Whoaaaa. Does he really believe such rubbish? Can a man that smart (Cambridge, investment banker and now brilliant filmmaker) really believe that indifference to anti-Semitism and the road to the Holocaust are to be found in a country-and-western bar in Tucson?


Of all the gin joints in all the towns in all the world.


With anti-Semitism reemerging in Europe and rampant in the Islamic world; with Iran acquiring the ultimate weapon of genocide and proclaiming its intention to wipe out the world's largest Jewish community (Israel); with America and, in particular, its Christian evangelicals the only remaining Gentile constituency anywhere willing to defend that besieged Jewish outpost — is the American heartland really the locus of anti-Semitism? Is this the one place to go to find it?


In Venezuela, Hugo Chavez says that the "descendants of the same ones that crucified Christ" have "taken possession of all the wealth in the world." Just this month, Tehran hosted an international festival of Holocaust cartoons featuring enough hooked noses and horns to give Goebbels a posthumous smile. Throughout the Islamic world, newspapers and television, schoolbooks and sermons are filled with the most vile anti-Semitism.


Baron Cohen could easily have found what he seeks closer to home. He is, after all, from Europe, where synagogues are torched and cemeteries desecrated in a revival of anti-Semitism — not "indifference" to but active — unseen since the Holocaust. Where a Jew is singled out for torture and death by French-African thugs. Where a leading Norwegian intellectual — et tu, Norway? — mocks "God's Chosen People" ("We laugh at this people's capriciousness and weep at its misdeeds") and calls for the destruction of Israel, the "state founded . . . on the ruins of an archaic national and warlike religion."


Yet, amid this gathering darkness, an alarming number of liberal Jews are seized with the notion that the real threat lurks deep in the hearts of American Protestants, most specifically Southern evangelicals. Some fear that their children are going to be converted; others, that below the surface lies a pogrom waiting to happen; still others, that the evangelicals will take power in Washington and enact their own sharia law.


This is all quite crazy. America is the most welcoming, religiously tolerant, philo-Semitic country in the world. No nation since Cyrus the Great's Persia has done more for the Jews. And its reward is to be exposed as latently anti-Semitic by an itinerant Jew looking for laughs and, he solemnly assures us, for the path to the Holocaust?

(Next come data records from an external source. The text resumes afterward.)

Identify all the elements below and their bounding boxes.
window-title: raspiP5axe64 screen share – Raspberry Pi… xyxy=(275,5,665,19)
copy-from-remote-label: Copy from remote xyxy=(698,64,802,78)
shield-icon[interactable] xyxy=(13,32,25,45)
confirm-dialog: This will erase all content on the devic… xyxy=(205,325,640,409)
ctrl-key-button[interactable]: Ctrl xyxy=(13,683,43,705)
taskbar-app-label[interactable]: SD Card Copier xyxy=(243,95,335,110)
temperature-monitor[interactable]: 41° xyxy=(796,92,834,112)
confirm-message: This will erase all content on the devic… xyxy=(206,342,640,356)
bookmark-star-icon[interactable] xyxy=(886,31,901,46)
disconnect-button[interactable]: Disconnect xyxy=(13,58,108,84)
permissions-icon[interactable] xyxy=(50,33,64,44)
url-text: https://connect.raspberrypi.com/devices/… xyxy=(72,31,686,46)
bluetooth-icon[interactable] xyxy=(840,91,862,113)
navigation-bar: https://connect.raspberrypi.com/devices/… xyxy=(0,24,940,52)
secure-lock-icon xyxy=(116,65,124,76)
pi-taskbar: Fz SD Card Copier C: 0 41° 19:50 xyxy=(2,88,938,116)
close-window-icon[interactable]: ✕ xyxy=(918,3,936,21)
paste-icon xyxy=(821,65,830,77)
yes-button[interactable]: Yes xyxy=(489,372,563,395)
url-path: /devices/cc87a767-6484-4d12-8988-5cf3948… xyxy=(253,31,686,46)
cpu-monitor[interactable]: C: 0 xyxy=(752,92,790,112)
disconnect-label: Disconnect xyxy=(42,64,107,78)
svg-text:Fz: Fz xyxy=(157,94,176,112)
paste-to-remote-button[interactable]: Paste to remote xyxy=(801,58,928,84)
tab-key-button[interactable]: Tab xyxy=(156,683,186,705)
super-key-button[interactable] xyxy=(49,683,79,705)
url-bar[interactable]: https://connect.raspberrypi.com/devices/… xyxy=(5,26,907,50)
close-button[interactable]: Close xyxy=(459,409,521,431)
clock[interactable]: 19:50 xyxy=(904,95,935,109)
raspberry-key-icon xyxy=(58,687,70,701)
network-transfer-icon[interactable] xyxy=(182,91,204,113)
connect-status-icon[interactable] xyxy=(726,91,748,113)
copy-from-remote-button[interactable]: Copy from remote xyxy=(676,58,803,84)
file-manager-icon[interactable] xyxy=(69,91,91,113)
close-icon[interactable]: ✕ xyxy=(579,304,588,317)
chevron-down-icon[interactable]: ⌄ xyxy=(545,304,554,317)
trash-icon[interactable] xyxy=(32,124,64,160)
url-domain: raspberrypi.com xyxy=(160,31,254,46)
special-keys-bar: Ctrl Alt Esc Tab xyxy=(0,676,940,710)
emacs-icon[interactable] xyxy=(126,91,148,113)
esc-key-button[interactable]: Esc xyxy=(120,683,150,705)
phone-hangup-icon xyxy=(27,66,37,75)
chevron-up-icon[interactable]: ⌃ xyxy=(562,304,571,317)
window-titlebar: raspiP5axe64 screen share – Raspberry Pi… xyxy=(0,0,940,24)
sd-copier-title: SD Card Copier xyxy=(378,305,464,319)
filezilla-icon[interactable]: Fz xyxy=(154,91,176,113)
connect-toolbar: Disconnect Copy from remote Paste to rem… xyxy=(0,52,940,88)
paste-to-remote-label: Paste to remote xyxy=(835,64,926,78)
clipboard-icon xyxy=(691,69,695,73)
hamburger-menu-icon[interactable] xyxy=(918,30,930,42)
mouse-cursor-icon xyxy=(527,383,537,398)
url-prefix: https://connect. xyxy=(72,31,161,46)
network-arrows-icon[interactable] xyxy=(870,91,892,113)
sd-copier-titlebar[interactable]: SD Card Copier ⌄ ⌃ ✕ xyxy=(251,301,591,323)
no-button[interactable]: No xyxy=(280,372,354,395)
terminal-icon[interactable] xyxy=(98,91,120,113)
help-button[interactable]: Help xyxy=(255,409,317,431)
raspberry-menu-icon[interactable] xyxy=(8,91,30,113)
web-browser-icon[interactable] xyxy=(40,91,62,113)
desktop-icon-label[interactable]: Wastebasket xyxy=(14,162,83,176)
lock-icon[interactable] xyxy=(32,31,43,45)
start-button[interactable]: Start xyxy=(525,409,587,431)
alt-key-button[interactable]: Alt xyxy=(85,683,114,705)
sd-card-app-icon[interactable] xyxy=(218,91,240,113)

Look. Harry Truman used to tell derisive Jewish jokes. Richard Nixon said nasty things about Jews in government and elsewhere. Who cares? Truman and Nixon were the two greatest friends of the Jews in the entire postwar period: Truman secured them a refuge in the state of Israel, and Nixon saved it from extinction during the Yom Kippur War.


It is very hard to be a Jew today, particularly in Baron Cohen's Europe, where Jew-baiting is once again becoming acceptable. But it is a sign of the disorientation of a distressed and confused people that we should find it so difficult to distinguish our friends from our enemies.